Elik’s contention is that there is a lack of automation in regard to responding to alerts.
Incidents are composed of many distinct symptoms, but monitoring tools don’t correlate alerts on those symptoms for us into a single incident.
The number of alerts received might not be proportional to number of incidents. The number of incidents experienced may be similar day to day, but the impact of the incidents can be very different - hence the number of alerts being higher sometimes.
- compound metrics (i.e. aggregations, or a compound metric build from many hosts). This is relatively effective, but alerts are received late, and you can miss symptoms in buildup to the alert triggering.
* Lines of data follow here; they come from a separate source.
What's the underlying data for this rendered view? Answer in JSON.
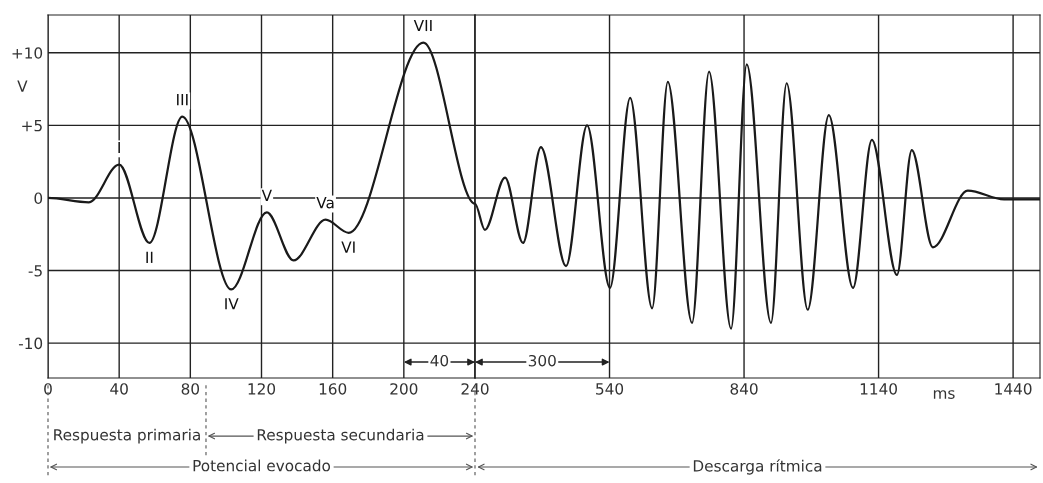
{
  "chart_data": [
    {
      "type": "line",
      "ylabel": "V",
      "xlim": [
        0,
        240
      ],
      "ylim": [
        -12.4,
        12.6
      ],
      "xticks": [
        0,
        40,
        80,
        120,
        160,
        200,
        240
      ],
      "yticks": [
        {
          "value": 10,
          "label": "+10"
        },
        {
          "value": 5,
          "label": "+5"
        },
        0,
        -5,
        -10
      ],
      "grid": true,
      "series": [
        {
          "color": "#1a1a1a",
          "x": [
            0,
            23,
            40,
            57,
            75.5,
            103,
            123,
            138,
            156,
            169,
            211,
            240
          ],
          "values": [
            0,
            -0.3,
            2.3,
            -3.1,
            5.6,
            -6.3,
            -1.0,
            -4.3,
            -1.5,
            -2.4,
            10.7,
            -0.4
          ]
        }
      ],
      "annotations": [
        {
          "text": "I",
          "x": 40,
          "y": 2.3
        },
        {
          "text": "II",
          "x": 57,
          "y": -3.1
        },
        {
          "text": "III",
          "x": 75.5,
          "y": 5.6
        },
        {
          "text": "IV",
          "x": 103,
          "y": -6.3
        },
        {
          "text": "V",
          "x": 123,
          "y": -1.0
        },
        {
          "text": "Va",
          "x": 156,
          "y": -1.5
        },
        {
          "text": "VI",
          "x": 169,
          "y": -2.4
        },
        {
          "text": "VII",
          "x": 211,
          "y": 10.7
        },
        {
          "text": "40",
          "x": 220,
          "y": -11.3
        },
        "Respuesta primaria",
        "Respuesta secundaria",
        "Potencial evocado"
      ]
    },
    {
      "type": "line",
      "xlabel": "ms",
      "xlim": [
        240,
        1500
      ],
      "ylim": [
        -12.4,
        12.6
      ],
      "xticks": [
        {
          "value": 240,
          "label": null
        },
        540,
        840,
        1140,
        1440
      ],
      "yticks": [
        {
          "value": 10,
          "label": null
        },
        {
          "value": 5,
          "label": null
        },
        {
          "value": 0,
          "label": null
        },
        {
          "value": -5,
          "label": null
        },
        {
          "value": -10,
          "label": null
        }
      ],
      "grid": true,
      "tick_labels": "x",
      "series": [
        {
          "color": "#1a1a1a",
          "x": [
            240,
            262,
            307,
            347,
            387,
            443,
            490,
            541,
            586,
            635,
            670,
            724,
            762,
            811,
            846,
            900,
            935,
            982,
            1029,
            1083,
            1125,
            1181,
            1214,
            1261,
            1339,
            1420,
            1500
          ],
          "values": [
            -0.4,
            -2.2,
            1.4,
            -3.1,
            3.5,
            -4.7,
            5.0,
            -6.2,
            6.9,
            -7.6,
            8.0,
            -8.6,
            8.7,
            -9.0,
            9.2,
            -8.6,
            7.9,
            -7.7,
            5.7,
            -6.2,
            4.0,
            -5.3,
            3.3,
            -3.4,
            0.5,
            -0.1,
            -0.1
          ]
        }
      ],
      "annotations": [
        {
          "text": "300",
          "x": 390,
          "y": -11.3
        },
        "Descarga rítmica"
      ]
    }
  ]
}
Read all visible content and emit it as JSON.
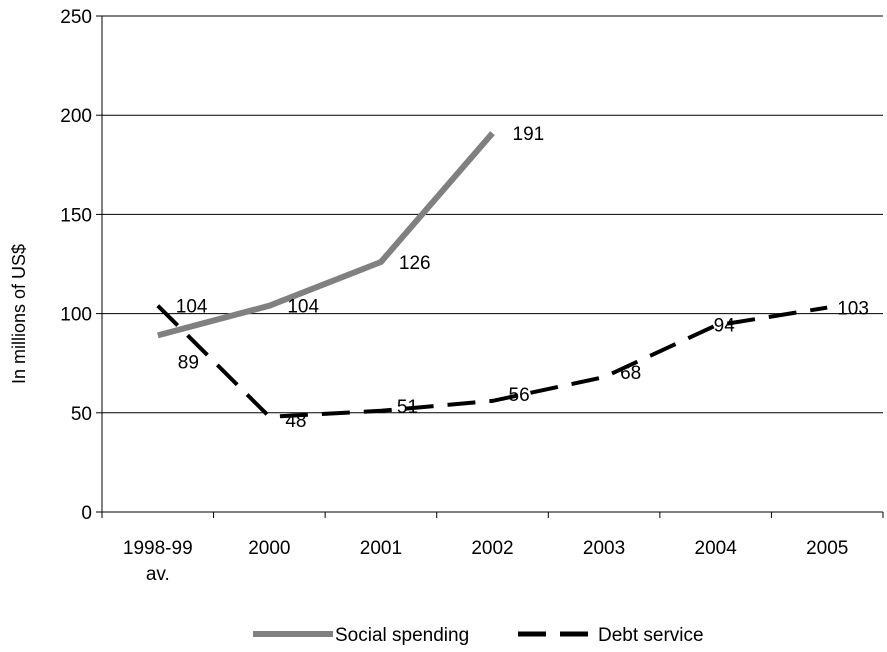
{
  "chart_data": {
    "type": "line",
    "title": "",
    "xlabel": "",
    "ylabel": "In millions of US$",
    "ylim": [
      0,
      250
    ],
    "yticks": [
      0,
      50,
      100,
      150,
      200,
      250
    ],
    "categories": [
      [
        "1998-99",
        "av."
      ],
      [
        "2000"
      ],
      [
        "2001"
      ],
      [
        "2002"
      ],
      [
        "2003"
      ],
      [
        "2004"
      ],
      [
        "2005"
      ]
    ],
    "grid": true,
    "legend_position": "bottom",
    "series": [
      {
        "name": "Social spending",
        "color": "#808080",
        "style": "solid",
        "values": [
          89,
          104,
          126,
          191,
          null,
          null,
          null
        ],
        "labels": [
          "89",
          "104",
          "126",
          "191",
          null,
          null,
          null
        ]
      },
      {
        "name": "Debt service",
        "color": "#000000",
        "style": "dashed",
        "values": [
          104,
          48,
          51,
          56,
          68,
          94,
          103
        ],
        "labels": [
          "104",
          "48",
          "51",
          "56",
          "68",
          "94",
          "103"
        ]
      }
    ]
  }
}
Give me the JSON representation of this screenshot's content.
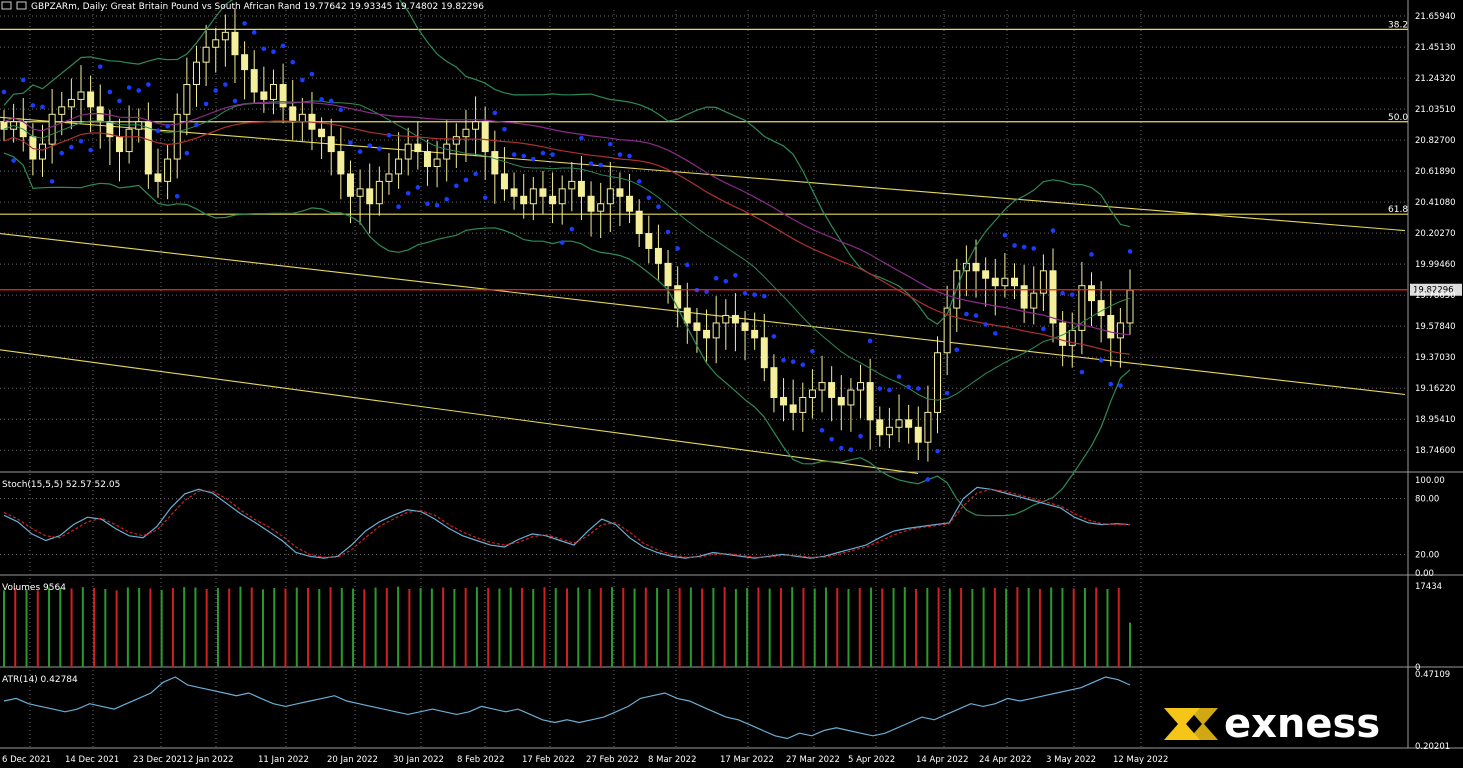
{
  "window": {
    "symbol": "GBPZARm",
    "header_text": "GBPZARm, Daily:  Great Britain Pound vs South African Rand   19.77642 19.93345 19.74802 19.82296"
  },
  "brand": {
    "name": "exness",
    "color": "#f5c518"
  },
  "colors": {
    "candle": "#f4ef9a",
    "sar": "#1a3cff",
    "fib": "#e6d85a",
    "bollinger": "#2e8b57",
    "ma_purple": "#8b2a8b",
    "ma_red": "#b03030",
    "price_line": "#ff2020",
    "stoch_main": "#6aaed6",
    "stoch_signal": "#d02020",
    "volume_up": "#2a9a2a",
    "volume_down": "#d02020",
    "atr": "#6aaed6",
    "grid": "#6b6b6b",
    "panel_border": "#9a9a9a"
  },
  "chart_data": [
    {
      "type": "candlestick",
      "title": "GBPZARm, Daily:  Great Britain Pound vs South African Rand",
      "ylim": [
        18.6,
        21.7
      ],
      "y_ticks": [
        "21.65940",
        "21.45130",
        "21.24320",
        "21.03510",
        "20.82700",
        "20.61890",
        "20.41080",
        "20.20270",
        "19.99460",
        "19.78650",
        "19.57840",
        "19.37030",
        "19.16220",
        "18.95410",
        "18.74600"
      ],
      "current_price": "19.82296",
      "current_price_line_label": "19.82296",
      "fib_levels": [
        {
          "label": "38.2",
          "price": 21.57
        },
        {
          "label": "50.0",
          "price": 20.95
        },
        {
          "label": "61.8",
          "price": 20.33
        }
      ],
      "x_ticks": [
        "6 Dec 2021",
        "14 Dec 2021",
        "23 Dec 2021",
        "2 Jan 2022",
        "11 Jan 2022",
        "20 Jan 2022",
        "30 Jan 2022",
        "8 Feb 2022",
        "17 Feb 2022",
        "27 Feb 2022",
        "8 Mar 2022",
        "17 Mar 2022",
        "27 Mar 2022",
        "5 Apr 2022",
        "14 Apr 2022",
        "24 Apr 2022",
        "3 May 2022",
        "12 May 2022"
      ],
      "trendlines": [
        {
          "from": [
            0,
            20.98
          ],
          "to": [
            1405,
            20.22
          ]
        },
        {
          "from": [
            0,
            20.2
          ],
          "to": [
            1405,
            19.12
          ]
        },
        {
          "from": [
            0,
            19.42
          ],
          "to": [
            918,
            18.59
          ]
        }
      ],
      "candles_close": [
        20.9,
        20.95,
        20.85,
        20.7,
        20.8,
        21.0,
        21.05,
        21.1,
        21.15,
        21.05,
        20.95,
        20.85,
        20.75,
        20.9,
        20.95,
        20.6,
        20.55,
        20.7,
        21.0,
        21.2,
        21.35,
        21.45,
        21.5,
        21.55,
        21.4,
        21.3,
        21.15,
        21.1,
        21.2,
        21.05,
        20.95,
        21.0,
        20.9,
        20.85,
        20.75,
        20.6,
        20.45,
        20.5,
        20.4,
        20.55,
        20.6,
        20.7,
        20.8,
        20.75,
        20.65,
        20.7,
        20.8,
        20.85,
        20.9,
        20.95,
        20.75,
        20.6,
        20.5,
        20.45,
        20.4,
        20.5,
        20.45,
        20.4,
        20.5,
        20.55,
        20.45,
        20.35,
        20.4,
        20.5,
        20.45,
        20.35,
        20.2,
        20.1,
        20.0,
        19.85,
        19.7,
        19.6,
        19.55,
        19.5,
        19.6,
        19.65,
        19.6,
        19.55,
        19.5,
        19.3,
        19.1,
        19.05,
        19.0,
        19.1,
        19.15,
        19.2,
        19.1,
        19.05,
        19.15,
        19.2,
        18.95,
        18.85,
        18.9,
        18.95,
        18.9,
        18.8,
        19.0,
        19.4,
        19.7,
        19.95,
        20.0,
        19.95,
        19.9,
        19.85,
        19.9,
        19.85,
        19.7,
        19.8,
        19.95,
        19.6,
        19.45,
        19.55,
        19.85,
        19.75,
        19.65,
        19.5,
        19.6,
        19.82
      ]
    },
    {
      "type": "line",
      "title": "Stoch(15,5,5) 52.57 52.05",
      "ylim": [
        0,
        100
      ],
      "y_ticks": [
        "100.00",
        "80.00",
        "20.00",
        "0.00"
      ],
      "series": [
        {
          "name": "main",
          "values": [
            62,
            55,
            42,
            35,
            40,
            52,
            60,
            58,
            48,
            40,
            38,
            50,
            70,
            85,
            90,
            86,
            75,
            64,
            55,
            45,
            35,
            22,
            18,
            16,
            18,
            30,
            45,
            55,
            62,
            68,
            66,
            58,
            48,
            40,
            35,
            30,
            28,
            36,
            42,
            40,
            35,
            30,
            45,
            58,
            52,
            38,
            28,
            22,
            18,
            16,
            18,
            22,
            20,
            18,
            16,
            18,
            20,
            18,
            16,
            18,
            22,
            26,
            30,
            38,
            45,
            48,
            50,
            52,
            54,
            80,
            92,
            90,
            86,
            82,
            78,
            74,
            70,
            60,
            54,
            52,
            53,
            52
          ]
        },
        {
          "name": "signal",
          "values": [
            65,
            58,
            48,
            40,
            38,
            46,
            55,
            59,
            52,
            44,
            40,
            46,
            62,
            78,
            88,
            88,
            80,
            68,
            58,
            50,
            40,
            28,
            20,
            17,
            17,
            25,
            38,
            50,
            58,
            65,
            67,
            62,
            52,
            44,
            38,
            33,
            30,
            33,
            39,
            41,
            37,
            32,
            40,
            52,
            54,
            44,
            32,
            25,
            20,
            17,
            17,
            20,
            21,
            19,
            17,
            17,
            19,
            19,
            17,
            17,
            20,
            24,
            28,
            34,
            41,
            46,
            49,
            51,
            53,
            72,
            86,
            90,
            88,
            84,
            80,
            76,
            72,
            64,
            57,
            53,
            52,
            52
          ]
        }
      ]
    },
    {
      "type": "bar",
      "title": "Volumes 9564",
      "y_ticks": [
        "17434",
        "0"
      ],
      "ylim": [
        0,
        17434
      ],
      "values": [
        16500,
        17000,
        16800,
        16500,
        17100,
        17000,
        16900,
        17200,
        17000,
        16800,
        16500,
        17100,
        17000,
        16900,
        16600,
        17000,
        17200,
        17100,
        16800,
        17000,
        16900,
        17300,
        17100,
        16700,
        17000,
        16900,
        17100,
        17000,
        16800,
        17200,
        17000,
        16900,
        16700,
        17100,
        17000,
        17300,
        16800,
        17000,
        16900,
        17100,
        16800,
        17000,
        17200,
        17000,
        16900,
        17100,
        17000,
        16800,
        17200,
        17000,
        16900,
        17100,
        16800,
        17000,
        17200,
        17000,
        16900,
        17100,
        17000,
        16800,
        17000,
        17100,
        16900,
        17000,
        17200,
        16800,
        17000,
        17100,
        16900,
        17000,
        17200,
        17000,
        16900,
        17100,
        17000,
        16800,
        17000,
        17100,
        16900,
        17000,
        17200,
        16800,
        17000,
        17100,
        16900,
        17000,
        16800,
        17100,
        17000,
        16900,
        17200,
        17000,
        16800,
        17100,
        17000,
        16900,
        17000,
        17100,
        16800,
        17000,
        9564
      ],
      "up": [
        true,
        false,
        true,
        false,
        true,
        true,
        false,
        true,
        false,
        true,
        false,
        true,
        true,
        false,
        true,
        false,
        true,
        true,
        false,
        true,
        false,
        true,
        false,
        true,
        true,
        false,
        true,
        false,
        true,
        false,
        true,
        true,
        false,
        true,
        false,
        true,
        false,
        true,
        true,
        false,
        true,
        false,
        true,
        false,
        true,
        true,
        false,
        true,
        false,
        true,
        false,
        true,
        true,
        false,
        true,
        false,
        true,
        false,
        true,
        true,
        false,
        true,
        false,
        true,
        false,
        true,
        true,
        false,
        true,
        false,
        true,
        false,
        true,
        true,
        false,
        true,
        false,
        true,
        false,
        true,
        true,
        false,
        true,
        false,
        true,
        false,
        true,
        true,
        false,
        true,
        false,
        true,
        false,
        true,
        true,
        false,
        true,
        false,
        true,
        false,
        true
      ]
    },
    {
      "type": "line",
      "title": "ATR(14) 0.42784",
      "y_ticks": [
        "0.47109",
        "0.20201"
      ],
      "ylim": [
        0.20201,
        0.47109
      ],
      "series": [
        {
          "name": "ATR",
          "values": [
            0.37,
            0.38,
            0.36,
            0.35,
            0.34,
            0.33,
            0.34,
            0.36,
            0.35,
            0.34,
            0.36,
            0.38,
            0.4,
            0.44,
            0.46,
            0.43,
            0.42,
            0.41,
            0.4,
            0.39,
            0.4,
            0.38,
            0.36,
            0.35,
            0.36,
            0.37,
            0.38,
            0.39,
            0.37,
            0.36,
            0.35,
            0.34,
            0.33,
            0.32,
            0.33,
            0.34,
            0.33,
            0.32,
            0.33,
            0.35,
            0.34,
            0.33,
            0.34,
            0.32,
            0.3,
            0.29,
            0.3,
            0.29,
            0.3,
            0.31,
            0.33,
            0.35,
            0.38,
            0.39,
            0.4,
            0.38,
            0.37,
            0.35,
            0.33,
            0.31,
            0.3,
            0.28,
            0.26,
            0.24,
            0.23,
            0.25,
            0.24,
            0.26,
            0.27,
            0.26,
            0.25,
            0.24,
            0.25,
            0.27,
            0.29,
            0.31,
            0.3,
            0.32,
            0.34,
            0.36,
            0.35,
            0.36,
            0.38,
            0.37,
            0.38,
            0.39,
            0.4,
            0.41,
            0.42,
            0.44,
            0.46,
            0.45,
            0.43
          ]
        }
      ]
    }
  ]
}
- service hierarchy, i.e. hierarchy of dependencies related to a service. Problem with this approach is that it’s hard to create & manage. Applications and their dependencies are generally not hierarchical.
“What I would like to advocate”: Stateful Alert Correlation
Alerts with a sense of time, aware of what happened before now.
Alerts can create a newincident, or link themself to an existing incident if it’s determined they’re related.
How do you know that an alert belongs to an incident?
- Topology - some tag that every alert has. (Service? Datacenter? Role?)
- Time - alerts occuring close in time to another alert
- Modeling - learning if multiple alerts tend to fire within a short timeframe
- Training - Machine Learning. User feedback if correlation good or bad.
Even basic heuristics are effective. There is lots of value to be gained from just applying Topology and Time.
There were two other talks after this, but I had to leave early. Sorry to the presenters for missing their talks!